O termo AFETO, tão caro a todos, curiosamente, não tem uma origem assim tão edificante. É primo-irmão de AFECÇÃO que, como sabemos, é sinônimo de doença. Sua aplicação, durante séculos (talvez milênios), foi associada às “reações que perturbavam o bom funcionamento da Razão”: as “Afecções da Alma” (S. Agostinho/Spinoza). Sob influência platônica (e, posteriormente, de Kant), todo objetivo de uma “mente superior” deveria ser “pairar acima dos afetos”, sem ser AFETADA. Dessa forma, reafirmavam a “inferioridade” das mulheres, sempre mais sujeitas à sua expressão. Assim seguiu o pensamento humano, até que Nietzsche bradou ao mundo: “Não somos batráquios pensantes, aparelhos de gélidas entranhas” (Gaia Ciência). Os AFETOS seriam contados às dezenas: amor, ódio, inveja, ressentimento, desprezo, ciúmes, orgulho, tristeza, e assim por diante. Por definição, são também como que “fogos-fátuos” por seu brilho efêmero e dependente das situações imediatas.
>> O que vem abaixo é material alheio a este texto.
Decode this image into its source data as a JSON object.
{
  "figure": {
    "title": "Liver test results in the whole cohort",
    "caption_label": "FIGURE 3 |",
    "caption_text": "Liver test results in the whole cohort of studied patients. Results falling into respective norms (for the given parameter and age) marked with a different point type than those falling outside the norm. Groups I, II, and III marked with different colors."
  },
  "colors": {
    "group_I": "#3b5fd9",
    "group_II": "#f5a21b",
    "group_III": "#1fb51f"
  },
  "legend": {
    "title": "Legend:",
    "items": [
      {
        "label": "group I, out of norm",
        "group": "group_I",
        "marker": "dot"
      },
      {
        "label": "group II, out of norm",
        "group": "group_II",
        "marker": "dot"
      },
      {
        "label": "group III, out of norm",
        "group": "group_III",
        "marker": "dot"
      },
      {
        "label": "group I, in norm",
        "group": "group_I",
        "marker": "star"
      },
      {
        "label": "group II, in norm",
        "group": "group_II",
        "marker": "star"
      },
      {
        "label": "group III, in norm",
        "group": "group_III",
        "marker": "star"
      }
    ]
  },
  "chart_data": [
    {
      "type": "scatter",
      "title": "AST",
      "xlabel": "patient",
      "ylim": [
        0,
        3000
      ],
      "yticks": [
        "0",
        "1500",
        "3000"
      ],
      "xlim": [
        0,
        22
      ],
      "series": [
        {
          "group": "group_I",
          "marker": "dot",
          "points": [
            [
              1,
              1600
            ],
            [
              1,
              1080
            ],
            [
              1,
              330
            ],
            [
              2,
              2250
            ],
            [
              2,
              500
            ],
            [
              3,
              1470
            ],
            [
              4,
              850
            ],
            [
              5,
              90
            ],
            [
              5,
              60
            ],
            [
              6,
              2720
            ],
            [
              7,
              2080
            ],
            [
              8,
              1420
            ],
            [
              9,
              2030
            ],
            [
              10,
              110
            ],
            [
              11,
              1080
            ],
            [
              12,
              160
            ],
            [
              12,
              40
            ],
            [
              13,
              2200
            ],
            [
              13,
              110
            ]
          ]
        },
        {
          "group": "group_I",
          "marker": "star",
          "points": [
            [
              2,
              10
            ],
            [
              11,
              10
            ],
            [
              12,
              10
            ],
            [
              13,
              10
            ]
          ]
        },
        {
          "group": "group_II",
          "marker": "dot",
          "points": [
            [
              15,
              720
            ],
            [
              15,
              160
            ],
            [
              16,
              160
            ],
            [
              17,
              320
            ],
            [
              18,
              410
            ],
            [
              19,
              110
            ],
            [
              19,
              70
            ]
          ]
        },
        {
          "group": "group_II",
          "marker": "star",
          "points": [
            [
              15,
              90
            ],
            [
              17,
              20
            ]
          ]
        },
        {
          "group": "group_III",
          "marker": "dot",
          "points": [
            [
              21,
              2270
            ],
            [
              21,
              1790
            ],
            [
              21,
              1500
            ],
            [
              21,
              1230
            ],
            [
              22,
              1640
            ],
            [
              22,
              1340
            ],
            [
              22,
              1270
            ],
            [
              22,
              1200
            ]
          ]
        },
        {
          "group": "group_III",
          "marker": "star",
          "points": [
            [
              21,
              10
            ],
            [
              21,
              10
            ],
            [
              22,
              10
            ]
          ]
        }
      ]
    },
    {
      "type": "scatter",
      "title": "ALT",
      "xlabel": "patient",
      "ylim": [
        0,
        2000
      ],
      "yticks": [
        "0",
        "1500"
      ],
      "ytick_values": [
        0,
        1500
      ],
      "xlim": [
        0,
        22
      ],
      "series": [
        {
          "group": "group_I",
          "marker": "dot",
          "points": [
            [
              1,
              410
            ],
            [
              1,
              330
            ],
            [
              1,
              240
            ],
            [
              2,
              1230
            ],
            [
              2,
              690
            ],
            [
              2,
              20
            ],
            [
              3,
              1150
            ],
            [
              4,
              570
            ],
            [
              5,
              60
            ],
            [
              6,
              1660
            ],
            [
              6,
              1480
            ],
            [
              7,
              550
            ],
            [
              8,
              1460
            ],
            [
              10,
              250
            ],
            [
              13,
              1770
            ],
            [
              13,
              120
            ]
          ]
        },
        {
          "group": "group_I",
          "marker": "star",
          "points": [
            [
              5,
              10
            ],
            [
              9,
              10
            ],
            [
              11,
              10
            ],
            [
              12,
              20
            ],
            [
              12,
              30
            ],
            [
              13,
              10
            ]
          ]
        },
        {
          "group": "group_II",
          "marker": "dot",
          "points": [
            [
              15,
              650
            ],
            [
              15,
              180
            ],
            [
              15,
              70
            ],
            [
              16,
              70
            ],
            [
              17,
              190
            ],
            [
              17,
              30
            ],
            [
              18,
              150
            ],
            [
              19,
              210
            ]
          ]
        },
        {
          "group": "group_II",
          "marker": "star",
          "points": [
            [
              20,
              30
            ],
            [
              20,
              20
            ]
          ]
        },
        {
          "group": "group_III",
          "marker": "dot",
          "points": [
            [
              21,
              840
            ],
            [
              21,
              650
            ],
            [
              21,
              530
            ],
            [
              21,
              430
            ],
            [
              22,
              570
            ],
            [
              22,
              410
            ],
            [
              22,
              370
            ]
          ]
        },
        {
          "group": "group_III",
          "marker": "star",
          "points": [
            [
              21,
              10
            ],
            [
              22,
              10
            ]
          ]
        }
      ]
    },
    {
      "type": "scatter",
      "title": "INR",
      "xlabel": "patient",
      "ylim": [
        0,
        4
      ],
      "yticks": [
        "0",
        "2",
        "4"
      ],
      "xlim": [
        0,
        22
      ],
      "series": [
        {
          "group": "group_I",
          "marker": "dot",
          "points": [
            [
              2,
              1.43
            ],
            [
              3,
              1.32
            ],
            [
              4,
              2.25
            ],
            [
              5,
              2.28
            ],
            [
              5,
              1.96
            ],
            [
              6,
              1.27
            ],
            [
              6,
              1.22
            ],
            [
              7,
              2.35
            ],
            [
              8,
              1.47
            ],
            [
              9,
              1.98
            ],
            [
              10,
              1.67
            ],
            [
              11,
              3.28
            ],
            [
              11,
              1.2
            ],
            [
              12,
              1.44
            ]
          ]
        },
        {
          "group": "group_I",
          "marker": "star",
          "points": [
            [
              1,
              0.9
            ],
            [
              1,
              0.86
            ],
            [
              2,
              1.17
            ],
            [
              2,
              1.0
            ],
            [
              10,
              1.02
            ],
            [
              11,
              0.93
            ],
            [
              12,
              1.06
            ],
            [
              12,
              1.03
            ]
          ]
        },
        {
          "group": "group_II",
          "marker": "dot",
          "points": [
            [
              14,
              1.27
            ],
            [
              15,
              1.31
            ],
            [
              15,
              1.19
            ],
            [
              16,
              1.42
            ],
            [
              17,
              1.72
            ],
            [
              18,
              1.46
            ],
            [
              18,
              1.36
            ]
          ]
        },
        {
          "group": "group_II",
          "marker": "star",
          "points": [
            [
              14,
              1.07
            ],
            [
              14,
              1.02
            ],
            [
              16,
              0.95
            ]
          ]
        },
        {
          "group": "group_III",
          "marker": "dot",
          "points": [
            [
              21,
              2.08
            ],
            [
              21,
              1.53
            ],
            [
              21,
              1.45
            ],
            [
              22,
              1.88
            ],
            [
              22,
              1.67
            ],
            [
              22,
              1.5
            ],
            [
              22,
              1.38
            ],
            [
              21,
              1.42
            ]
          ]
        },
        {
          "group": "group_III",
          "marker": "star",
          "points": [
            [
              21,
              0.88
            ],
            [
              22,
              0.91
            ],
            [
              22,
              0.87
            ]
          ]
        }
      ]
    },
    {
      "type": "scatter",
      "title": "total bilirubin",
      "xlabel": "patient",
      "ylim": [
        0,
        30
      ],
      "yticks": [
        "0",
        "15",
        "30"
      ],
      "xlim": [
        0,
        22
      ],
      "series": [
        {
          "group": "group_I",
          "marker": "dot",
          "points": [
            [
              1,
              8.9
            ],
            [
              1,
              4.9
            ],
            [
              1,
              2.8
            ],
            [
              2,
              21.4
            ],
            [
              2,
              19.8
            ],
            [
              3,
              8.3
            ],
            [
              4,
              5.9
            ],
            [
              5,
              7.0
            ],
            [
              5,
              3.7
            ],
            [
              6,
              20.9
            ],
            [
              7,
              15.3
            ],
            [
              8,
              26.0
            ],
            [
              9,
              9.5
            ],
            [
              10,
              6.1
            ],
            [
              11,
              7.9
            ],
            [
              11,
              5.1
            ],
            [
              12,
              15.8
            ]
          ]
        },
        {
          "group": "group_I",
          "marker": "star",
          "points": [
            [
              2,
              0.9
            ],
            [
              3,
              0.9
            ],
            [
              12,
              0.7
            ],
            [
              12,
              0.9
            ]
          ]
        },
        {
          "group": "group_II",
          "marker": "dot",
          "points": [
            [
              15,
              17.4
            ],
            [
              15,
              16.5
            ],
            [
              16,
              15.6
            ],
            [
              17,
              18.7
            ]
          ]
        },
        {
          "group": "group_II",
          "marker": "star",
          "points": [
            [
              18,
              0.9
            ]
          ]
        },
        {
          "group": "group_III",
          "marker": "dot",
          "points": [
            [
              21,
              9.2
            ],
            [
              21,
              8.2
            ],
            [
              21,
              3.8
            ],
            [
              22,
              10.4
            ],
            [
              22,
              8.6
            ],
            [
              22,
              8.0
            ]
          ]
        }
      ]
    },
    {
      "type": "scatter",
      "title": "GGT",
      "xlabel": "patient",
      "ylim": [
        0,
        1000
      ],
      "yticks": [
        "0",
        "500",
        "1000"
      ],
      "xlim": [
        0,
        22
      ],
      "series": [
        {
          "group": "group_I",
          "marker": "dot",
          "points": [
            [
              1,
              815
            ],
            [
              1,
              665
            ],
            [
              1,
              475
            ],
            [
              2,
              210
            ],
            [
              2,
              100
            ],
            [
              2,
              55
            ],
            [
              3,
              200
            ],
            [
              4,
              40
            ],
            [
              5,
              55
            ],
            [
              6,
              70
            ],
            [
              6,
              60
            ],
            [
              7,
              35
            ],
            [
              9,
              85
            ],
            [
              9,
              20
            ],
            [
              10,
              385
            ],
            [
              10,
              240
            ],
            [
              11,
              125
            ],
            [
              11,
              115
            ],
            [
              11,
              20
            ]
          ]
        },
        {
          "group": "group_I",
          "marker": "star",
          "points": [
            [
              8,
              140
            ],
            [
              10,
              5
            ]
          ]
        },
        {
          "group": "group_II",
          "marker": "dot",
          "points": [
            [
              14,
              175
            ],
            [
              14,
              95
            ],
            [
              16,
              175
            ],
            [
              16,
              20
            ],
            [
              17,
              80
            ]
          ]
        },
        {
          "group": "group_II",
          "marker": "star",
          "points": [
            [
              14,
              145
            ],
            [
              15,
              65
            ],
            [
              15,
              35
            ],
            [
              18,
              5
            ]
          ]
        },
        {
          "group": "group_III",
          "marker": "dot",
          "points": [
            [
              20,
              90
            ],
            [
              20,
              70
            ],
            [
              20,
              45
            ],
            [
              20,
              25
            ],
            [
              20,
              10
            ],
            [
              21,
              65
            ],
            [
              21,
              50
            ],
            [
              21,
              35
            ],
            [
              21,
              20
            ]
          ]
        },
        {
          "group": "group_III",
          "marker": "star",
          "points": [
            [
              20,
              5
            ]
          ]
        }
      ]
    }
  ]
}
HUMOR, ao contrário, seria a “corrente subjacente” que impõe seu colorido a tudo o que surge na superfície. Corresponde a um ESTADO e, por definição, tem uma longa duração. Até mesmo pelo seu outro uso, como secreção glandular, alude a determinações muito mais profundas. Por isso, aliás, estamos convencidos de que a denominação T. Bipolar do Humor é a mais adequada, uma vez que é o HUMOR que está exaltado ou deprimido nas manias ou depressões. Defini-lo, ainda, como a “soma dos sentimentos na consciência em um momento dado” (Bumke), apresenta pelo menos duas impropriedades: 1-se é um estado, não é momentâneo e; 2-na esfera subjetiva, nada é meramente somado ou justaposto. Tudo se mistura e influencia mutuamente

EMOÇÃO, por sua derivação do verbo latino movere, deveria permanecer fiel à sua origem e denominar as situações nas quais, junto com o sentimento, são disparados atos e movimentos, como na incontinência emocional. Serve também para denominar situações nas quais as pessoas são movidas a fazer algo, em função de alguém ou de uma causa.
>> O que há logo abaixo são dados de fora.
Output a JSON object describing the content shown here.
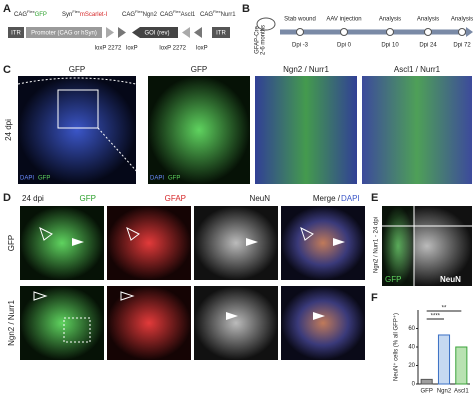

Toda PAIXÃO implica um embotamento importante da capacidade de julgar e planejar racionalmente os atos e avaliar suas possíveis consequências. Por isso, damos esse nome às situações nas quais a natureza, que vive em cada um de nós, como que “toma as rédeas” determinando nosso comportamento, muito para além (ou aquém) da Razão.

TEMPERAMENTO implica disposições/inclinações genético-constitucionais. Empédocles e Hipócrates (há cerca de 2400 anos) listaram quatro possíveis, dependendo da predominância de um dos líquidos/humores corporais. Akiskal, tentando resgatar o tema e não querendo ficando atrás, vem defendendo a existência de cinco. Logo deveremos ter um número bem maior, pois o TH (t. hipertímico), por exemplo, deverá ser subdividido em THI, THII, THIII…

No mínimo, temos a impressão de haver critério em cada uma das sentenças acima.
No próximo texto, vamos nos dedicar à classificação e semiologia dos transtornos nessa área.

¹É verdade que Scheller também confundiu um pouco o tema, ao falar em “sentimentos sensoriais”. Enquanto as sensações são muito simples e diretas os sentimentos são extremamente complexos e subjetivos. Juntá-los, somente porque representam formas pelas quais os seres humanos reagem ao meio, parece-nos totalmente inadquado.